私は内履きを取り出して履いた後、その紙を確認する。
───旧校舎2階のトイレにて待つ。入って二つ目のドアを10回ノックせよ───
…………敢えて言おう。
「何これ」
え?旧校舎って、あの旧校舎?理科室とか音楽室とかある、あの旧校舎?
まだ、私一回しか行ったことないんだけど、まって?そこに行くの?
授業以外で誰も寄り付かないって聞いたよ?わざわざそこに呼び出すの?
………行きたくねぇ~っ!!
いやもう、何かあるじゃん。考えたくないけど、幽霊やん。
花子さんですか?………私が聞いたことある呼び出し方とは違う気がするけど。
わざわざ遊びに呼び出してくるパターンですか?行かないと呪い殺すみたいなやつですか?

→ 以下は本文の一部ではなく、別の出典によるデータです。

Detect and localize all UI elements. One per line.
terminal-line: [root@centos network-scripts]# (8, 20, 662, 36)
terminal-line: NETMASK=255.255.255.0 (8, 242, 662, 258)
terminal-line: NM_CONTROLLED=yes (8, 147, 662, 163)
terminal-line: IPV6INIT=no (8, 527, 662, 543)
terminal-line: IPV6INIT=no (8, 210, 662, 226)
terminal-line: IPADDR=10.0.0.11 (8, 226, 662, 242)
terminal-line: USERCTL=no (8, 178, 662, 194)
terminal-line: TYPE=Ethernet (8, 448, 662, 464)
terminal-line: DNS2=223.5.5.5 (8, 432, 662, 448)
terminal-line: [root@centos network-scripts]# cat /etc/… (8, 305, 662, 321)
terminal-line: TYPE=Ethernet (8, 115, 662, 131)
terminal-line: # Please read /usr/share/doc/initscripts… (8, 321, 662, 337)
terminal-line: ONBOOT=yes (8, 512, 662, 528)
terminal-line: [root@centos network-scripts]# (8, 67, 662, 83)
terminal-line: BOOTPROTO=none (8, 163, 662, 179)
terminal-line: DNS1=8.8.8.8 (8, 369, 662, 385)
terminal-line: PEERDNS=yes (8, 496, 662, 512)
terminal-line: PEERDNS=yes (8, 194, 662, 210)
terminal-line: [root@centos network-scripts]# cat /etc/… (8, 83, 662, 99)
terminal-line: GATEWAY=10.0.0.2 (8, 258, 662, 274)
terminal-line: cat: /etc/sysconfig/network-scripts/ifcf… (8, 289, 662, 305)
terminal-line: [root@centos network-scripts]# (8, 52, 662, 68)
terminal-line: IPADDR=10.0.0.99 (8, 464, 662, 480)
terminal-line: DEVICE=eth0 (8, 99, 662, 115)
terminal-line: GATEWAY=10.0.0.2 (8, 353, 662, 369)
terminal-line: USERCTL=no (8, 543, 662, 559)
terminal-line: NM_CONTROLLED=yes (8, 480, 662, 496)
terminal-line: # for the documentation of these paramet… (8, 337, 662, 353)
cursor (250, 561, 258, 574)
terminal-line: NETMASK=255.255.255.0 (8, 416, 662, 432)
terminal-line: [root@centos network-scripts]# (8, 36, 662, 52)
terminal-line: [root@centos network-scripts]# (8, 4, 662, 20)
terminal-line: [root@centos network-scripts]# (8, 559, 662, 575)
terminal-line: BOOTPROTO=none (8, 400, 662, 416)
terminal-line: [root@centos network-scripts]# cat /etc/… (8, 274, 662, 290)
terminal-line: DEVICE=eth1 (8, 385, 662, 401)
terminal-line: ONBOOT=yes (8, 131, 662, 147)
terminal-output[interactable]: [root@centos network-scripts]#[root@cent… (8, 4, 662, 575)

そんでもって?行っても「もっと遊ぼうよ」的な感じでずっと出られないみたいな?
………怖いて……!!
「え……これ、行くの?え?…え?行くの?私行かなきゃいけないの………?」
本当に行きたくない。まじで行きたくない。
………というか何で私なのよ。他にもっと好きそうな人いるでしょ?
私、そういう系は出来るだけ信じないようにするタイプの人種だよ?いざ、本当に出会ったら泣いて命を乞うよ?
悪戯だとは思うけど…だとしても誰?
幽霊じゃなくても逆に怖いよ………!?
「……行きたくないな…」
私は誘われたら断れない人間だ。というかこれに関しては後が怖いので行くしかない。
行っても怖いけどね。
とりあえず、謎の手紙をカバンにしまい、私は教室へ向かった。